Verifiy pkg-config path is correct: Type this in terminal

pkg-config --cflags thrift

And it should return -I/usr/local/include/thrift and not something like -I/usr/local/include

Copy Thrift library

sudo cp /usr/local/lib/libthrift-0.9.0.so /usr/lib/

4. Start HBASE and Thrift server

HBASE

start-hbase.sh

Now HBASE must be running. To verify whether hadoop and related all applications are running or not and query HBASE perform the following

jps

You should see something like,

6162 DataNode

6739 TaskTracker

502 JobTracker

7029 HMaster

14867 Jps

12245 Main

5924 NameNode

7320 HRegionServer

13740 ThriftServer

6412 SecondaryNameNode

hbase shell hbase(main):003:0> list #To see list of tables hbase(main):003:0> describe('TABLE_NAME') #Small description of concerned table hbase(main):003:0> scan('TABLE_NAME') #Get content of that table

Thrift

hbase thrift start

If it throws an error then try this

hbase thrift start -threadpool

5. rhbase

Installing rhbase package generally requires 2 steps

wget https://raw.github.com/RevolutionAnalytics/rhbase/master/build/rhbase_1.2.0.tar.gz R CMD INSTALL rhbase_1.2.0.tar.gz

6. Login into Rstudio server

Type server's IP in the browser with port 8787. For example, 192.168.20.10:8787

7. Query HBASE from R

require(rhbase) hostLoc = '192.168.20.10' #Give your server IP port = 9090 #Default port for thrift service hb.init(hostLoc, port) hb.init(serialize="character") #If data in table is characters other no need for this step hb.list.tables() hb.describe.table("TABLE_NAME") data <- c() iter <- hb.scan(tablename='TABLE_NAME', startrow="1", colspec="FamilyName:") while(length(row <- iter$get(1))>0){ data <- c(data, row) }

Enjoy, now you can browse, read, write, and modify tables stored in HBASE through R.

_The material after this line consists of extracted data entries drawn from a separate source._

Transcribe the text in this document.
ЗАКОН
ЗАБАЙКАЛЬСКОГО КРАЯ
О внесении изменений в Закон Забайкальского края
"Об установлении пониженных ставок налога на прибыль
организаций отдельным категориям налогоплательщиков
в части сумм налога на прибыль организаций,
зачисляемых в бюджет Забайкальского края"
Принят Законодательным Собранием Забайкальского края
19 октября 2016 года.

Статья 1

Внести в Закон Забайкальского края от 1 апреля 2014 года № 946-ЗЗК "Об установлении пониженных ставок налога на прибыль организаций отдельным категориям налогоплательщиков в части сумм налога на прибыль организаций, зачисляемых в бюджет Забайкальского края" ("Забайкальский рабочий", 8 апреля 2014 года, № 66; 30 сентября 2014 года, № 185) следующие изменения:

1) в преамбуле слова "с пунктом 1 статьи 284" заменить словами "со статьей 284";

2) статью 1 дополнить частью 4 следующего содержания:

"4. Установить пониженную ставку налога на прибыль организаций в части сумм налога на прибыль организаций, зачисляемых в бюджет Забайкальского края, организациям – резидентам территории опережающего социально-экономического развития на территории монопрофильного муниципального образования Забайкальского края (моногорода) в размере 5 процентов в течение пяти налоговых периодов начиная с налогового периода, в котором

#hbase #R #DiggBigg #rhbase #rstudio #big-data

•18+ Adults Only

Watch Anya Live on Cam

Anya is live and ready to show you everything. Watch her strip, dance, and perform exclusive shows just for you. Interact in real-time and make your fantasies come true.

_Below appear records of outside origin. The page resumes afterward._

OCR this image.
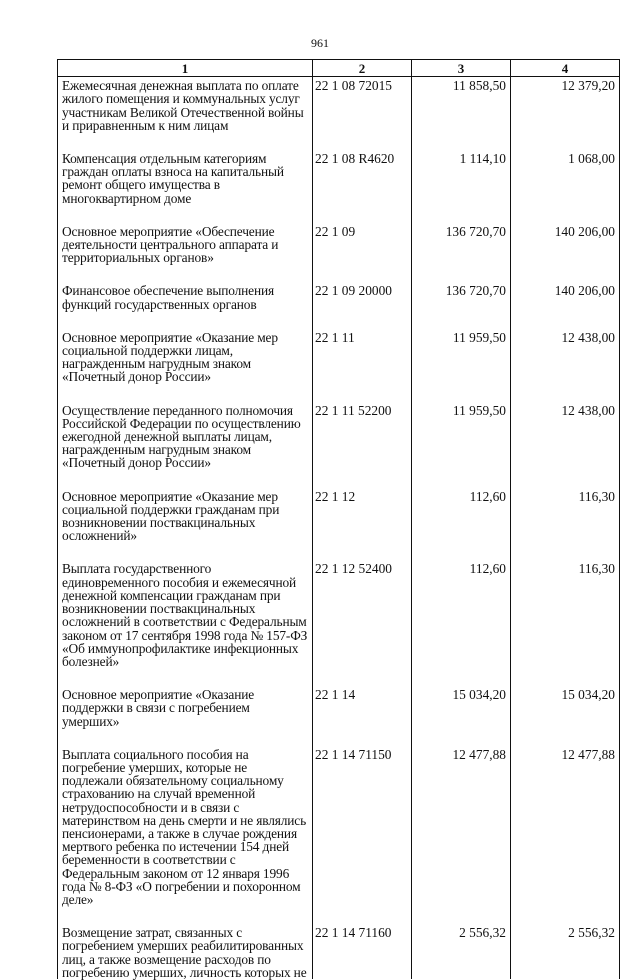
961
1	2	3	4
Ежемесячная денежная выплата по оплате жилого помещения и коммунальных услуг участникам Великой Отечественной войны и приравненным к ним лицам	22 1 08 72015	11 858,50	12 379,20
Компенсация отдельным категориям граждан оплаты взноса на капитальный ремонт общего имущества в многоквартирном доме	22 1 08 R4620	1 114,10	1 068,00
Основное мероприятие «Обеспечение деятельности центрального аппарата и территориальных органов»	22 1 09	136 720,70	140 206,00
Финансовое обеспечение выполнения функций государственных органов	22 1 09 20000	136 720,70	140 206,00
Основное мероприятие «Оказание мер социальной поддержки лицам, награжденным нагрудным знаком «Почетный донор России»	22 1 11	11 959,50	12 438,00
Осуществление переданного полномочия Российской Федерации по осуществлению ежегодной денежной выплаты лицам, награжденным нагрудным знаком «Почетный донор России»	22 1 11 52200	11 959,50	12 438,00
Основное мероприятие «Оказание мер социальной поддержки гражданам при возникновении поствакцинальных осложнений»	22 1 12	112,60	116,30
Выплата государственного единовременного пособия и ежемесячной денежной компенсации гражданам при возникновении поствакцинальных осложнений в соответствии с Федеральным законом от 17 сентября 1998 года № 157-ФЗ «Об иммунопрофилактике инфекционных болезней»	22 1 12 52400	112,60	116,30
Основное мероприятие «Оказание поддержки в связи с погребением умерших»	22 1 14	15 034,20	15 034,20
Выплата социального пособия на погребение умерших, которые не подлежали обязательному социальному страхованию на случай временной нетрудоспособности и в связи с материнством на день смерти и не являлись пенсионерами, а также в случае рождения мертвого ребенка по истечении 154 дней беременности в соответствии с Федеральным законом от 12 января 1996 года № 8-ФЗ «О погребении и похоронном деле»	22 1 14 71150	12 477,88	12 477,88
Возмещение затрат, связанных с погребением умерших реабилитированных лиц, а также возмещение расходов по погребению умерших, личность которых не	22 1 14 71160	2 556,32	2 556,32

✓ Live Streaming✓ Interactive Chat✓ Private Shows✓ HD Quality✓ Free Actions

Free to watch • No registration required • HD streaming

How do I start learning Hadoop?

#hadoop #DiggBigg #big-data #map-reduce

Due to the large list of Colleges with Data Science Degrees, I receive a number of email inquires with questions about choosing a program. I have not attended any of the programs, and I am not sure how qualified I am to provide guidance. Anyhow, I will do my best to share what information I do have.

Originally, the list started out with 5 schools. Now the list is well over 100 schools, so I have not been able to keep up with all the intricate details of every program. There are not very many undergraduate options, and the list only contains a few PhD programs, so the information here will be focused on pursuing a masters degree.

Start by asking 2 questions:

What are my current data science skills?

What are my future data science goals?

Those 2 questions can provide a lot of guidance. Understand that data science consists of a number of different topic areas:

Mathematical Foundation (Calculus/Matrix Operations)

Computing (DB, programming, machine learning, NoSQL)

Communication (visualization, presentation, writing)

Statistics (regression, trees, classification, diagnostics)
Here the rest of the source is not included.